Intentó de nuevo ponerse a la tarea, continuar con su libro, pero cómo podría escribir después de lo que había ocurrido?
Abandonado, hace tan poco, por quién menos se lo esperaba.
Manchitas, su gata, le había dado plantón.
¿Cómo de patético tiene que ser alguien para que no le soporte ni su propio gato? El recuerdo aún escocía, quería seguir escribiendo, pero la ira y la tristeza ante semejante fracaso no permitía sentarse tranquilamente a imaginar tontas historias percibidas por los ojos de la sociedad tan ridículas y aburridas cómo lo era él.
¿Acaso su mascota le había abandonado por ponerle un nombre tan carente de originalidad? ¿O sería tal vez por esa comida enlatada de baja calidad que parecía de todo menos comida? No, no podía culparse.
Él era una víctima, una víctima eso es. Esa gata altanera siempre lo había mirado por encima del hombro. ¿Y qué si la comida que le había dado no era de las mejores? Cuando pasara a ser un famoso escritor de renombre la habría colmado de caprichos, pero Manchitas no podía esperar. No, tenía que recordarle cada día que no valía para nada. Él sabía que le culpaba, estaba claro por cómo cada rincón de la casa acababa manchado de algo apestoso que parecía agua, pero que, desde luego, no era agua.
Ahora, con su partida ¡esta sería la última vez que lo despreciaba! Iba a terminar el libro que sería su gran debut y Manchitas lo vería en la televisión tumbada en el suelo de sus nuevos vulgares dueños. De hecho, ni siquiera tendría nuevos dueños, seguro que ahora sólo era una gata callejera que se había dejado embaucar por el primer rufián que le dijera "miau" y ahora estaba sola y embarazada.
Sí, eso era, le había abandonado por otro gato, a él que siempre la tuvo como una prioridad. Que había dejado a tantas novias por no ser precisamente amantes de los animales. Sus padres habían muerto hace ya mucho, y su hermano, en otros tiempos su sombra, ya no era más que un eco distante. ¡Hasta se había distanciado de sus amigos!
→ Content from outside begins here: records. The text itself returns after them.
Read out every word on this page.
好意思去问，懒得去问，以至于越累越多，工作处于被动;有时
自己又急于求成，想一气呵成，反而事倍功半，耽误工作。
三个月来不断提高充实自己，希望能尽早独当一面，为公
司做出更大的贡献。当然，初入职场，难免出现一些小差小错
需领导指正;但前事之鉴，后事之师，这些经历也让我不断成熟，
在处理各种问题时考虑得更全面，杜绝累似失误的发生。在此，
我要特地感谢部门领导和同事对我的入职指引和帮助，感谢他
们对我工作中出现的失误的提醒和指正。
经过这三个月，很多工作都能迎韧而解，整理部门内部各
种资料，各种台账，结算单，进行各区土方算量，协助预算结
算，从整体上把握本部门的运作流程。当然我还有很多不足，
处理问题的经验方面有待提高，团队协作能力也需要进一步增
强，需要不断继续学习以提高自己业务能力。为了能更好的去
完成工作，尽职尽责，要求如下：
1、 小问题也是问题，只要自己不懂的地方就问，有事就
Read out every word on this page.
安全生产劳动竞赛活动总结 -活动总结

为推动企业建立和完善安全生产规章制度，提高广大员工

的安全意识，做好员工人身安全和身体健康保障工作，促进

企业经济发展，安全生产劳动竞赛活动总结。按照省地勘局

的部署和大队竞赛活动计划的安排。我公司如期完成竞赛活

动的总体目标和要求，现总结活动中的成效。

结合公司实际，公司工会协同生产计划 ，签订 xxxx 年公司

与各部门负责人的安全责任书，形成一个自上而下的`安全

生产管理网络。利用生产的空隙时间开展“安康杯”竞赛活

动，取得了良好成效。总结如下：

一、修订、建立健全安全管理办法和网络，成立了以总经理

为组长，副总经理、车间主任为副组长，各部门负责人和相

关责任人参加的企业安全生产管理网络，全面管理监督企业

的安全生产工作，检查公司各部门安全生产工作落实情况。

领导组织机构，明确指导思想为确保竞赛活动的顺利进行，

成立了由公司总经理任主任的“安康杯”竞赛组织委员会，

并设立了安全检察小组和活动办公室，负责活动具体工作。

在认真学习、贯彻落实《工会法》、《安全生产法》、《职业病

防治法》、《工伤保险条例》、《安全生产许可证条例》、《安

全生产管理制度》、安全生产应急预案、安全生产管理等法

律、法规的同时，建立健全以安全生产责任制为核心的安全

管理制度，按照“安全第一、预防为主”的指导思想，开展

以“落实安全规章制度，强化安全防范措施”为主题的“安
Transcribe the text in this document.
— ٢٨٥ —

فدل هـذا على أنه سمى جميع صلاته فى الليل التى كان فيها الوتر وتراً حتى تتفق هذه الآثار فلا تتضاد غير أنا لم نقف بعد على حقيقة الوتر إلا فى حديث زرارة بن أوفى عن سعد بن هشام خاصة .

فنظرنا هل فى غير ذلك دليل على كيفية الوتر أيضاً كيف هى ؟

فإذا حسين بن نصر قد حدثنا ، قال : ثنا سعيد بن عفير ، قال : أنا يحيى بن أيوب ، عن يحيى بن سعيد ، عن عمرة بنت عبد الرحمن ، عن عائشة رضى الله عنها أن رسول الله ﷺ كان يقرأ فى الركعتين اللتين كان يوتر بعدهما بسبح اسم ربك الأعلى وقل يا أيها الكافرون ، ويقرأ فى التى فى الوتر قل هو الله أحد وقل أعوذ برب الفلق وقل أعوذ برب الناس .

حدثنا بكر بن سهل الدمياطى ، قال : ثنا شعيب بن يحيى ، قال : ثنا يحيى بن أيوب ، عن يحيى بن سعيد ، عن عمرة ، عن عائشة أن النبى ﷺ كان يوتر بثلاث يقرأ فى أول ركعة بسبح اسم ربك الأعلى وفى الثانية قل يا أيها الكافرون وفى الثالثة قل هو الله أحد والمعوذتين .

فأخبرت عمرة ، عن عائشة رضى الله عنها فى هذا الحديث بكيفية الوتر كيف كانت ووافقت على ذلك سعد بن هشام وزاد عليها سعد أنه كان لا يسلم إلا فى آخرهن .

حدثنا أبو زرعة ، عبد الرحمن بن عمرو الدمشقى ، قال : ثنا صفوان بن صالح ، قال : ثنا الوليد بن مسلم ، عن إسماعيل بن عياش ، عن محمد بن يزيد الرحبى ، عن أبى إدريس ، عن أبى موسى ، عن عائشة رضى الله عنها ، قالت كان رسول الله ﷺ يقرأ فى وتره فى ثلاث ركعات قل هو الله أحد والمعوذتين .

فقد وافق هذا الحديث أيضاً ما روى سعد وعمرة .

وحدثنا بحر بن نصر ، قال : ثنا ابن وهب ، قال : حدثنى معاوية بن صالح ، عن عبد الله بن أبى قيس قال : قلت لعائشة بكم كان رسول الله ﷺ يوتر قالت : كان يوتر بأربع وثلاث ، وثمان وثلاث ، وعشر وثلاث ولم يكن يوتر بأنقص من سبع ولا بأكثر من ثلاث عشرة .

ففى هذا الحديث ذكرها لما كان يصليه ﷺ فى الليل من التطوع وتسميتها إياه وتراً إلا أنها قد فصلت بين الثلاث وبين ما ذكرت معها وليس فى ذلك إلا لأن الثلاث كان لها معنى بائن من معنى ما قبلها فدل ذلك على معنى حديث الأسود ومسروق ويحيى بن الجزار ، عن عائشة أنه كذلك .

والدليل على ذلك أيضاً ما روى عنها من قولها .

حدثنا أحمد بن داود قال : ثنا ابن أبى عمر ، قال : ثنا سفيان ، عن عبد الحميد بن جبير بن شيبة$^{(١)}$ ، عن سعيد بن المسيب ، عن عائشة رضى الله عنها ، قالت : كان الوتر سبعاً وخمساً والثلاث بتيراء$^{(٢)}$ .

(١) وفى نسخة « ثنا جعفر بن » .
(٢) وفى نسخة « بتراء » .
Que le decían considerar su relación con su gata más tóxica que un cóctel de lejía con amoniaco.
Aquello fue demasiado, debía concentrarse en escribir. Se sirvió una generosa copa de su mejor vino barato y se obligó a olvidar a Manchitas. Repasó las últimas líneas que había escrito y empezó a pensar cómo continuar. ¡Debería comerse su comida!, la había comprado él con su dinero, era suya no de su gata. Ya nada de ese piso la pertenecía, así que agarró una lata, un tenedor e introdujo esa pasta marrón en su boca. De seguro, habría sido repugnante pensó, de haber tenido sabor. Lo importante era, sin embargo, que Manchitas ya no tendría comida en ese piso.
Ni arenero agregó, ese objeto que por falta de uso había transformado su cometido a ser meramente simbólico. A demostrar que era ella la que tenía el poder decidiendo usar la moqueta para aliviarse en su lugar, o cuando lo miraba por encima del hombro mientras él lo limpiaba las raras veces que decidía usarlo.
Soltó una sonora carcajada, orgulloso de saber sobreponerse a la que había sido una larga dictadura por parte de su gata, mientras levantaba en lo alto el arenero listo para arrojarlo por la ventana. Cuando de un modo tan intencional como previsible, volcó todo el contenido sobre sí mismo. Se dejó caer al suelo en silencio.
Y entonces pensó en lo que le decían sus amigos, si creían que la lejía y el amoniaco son tóxicos tendrían que ver el contenido de ese arenero. Y se dio cuenta de que los echaba de menos, de que estaba solo, completamente solo. Que Manchitas era lo único que le quedaba ya. Se echó a llorar, una persona adulta, emborrachada con una copa de vino del malo, cubierta de excrementos de gato, comiendo comida enlatada de mascotas ¡y encima de ser de la peor calidad era mejor a la que estaba acostumbrado! Y supo que nunca iba a terminar ese libro igual que nunca volvería a tener a nadie a su lado. Había comenzado un nuevo reinado, sí, uno basado en la soledad y el fracaso.
Fue entonces cuando llamaron al timbre. Surgió la esperanza, tal vez alguien vio los carteles y encontró a Manchitas. ¡Qué importaba ya todo lo que le había hecho! Era su gata, su amiga, su única compañía. Y la quería y la perdonaba. Estaba tan extasiado que volvió a resbalarse cubriéndose de nuevo con el pestilente contenido del arenero. Pensó en lo estúpido que era por ello, bueno por todo, mientras se aproximaba a la puerta sabiendo en el fondo que tras ella sólo encontraría otra decepción que sumar a su lista.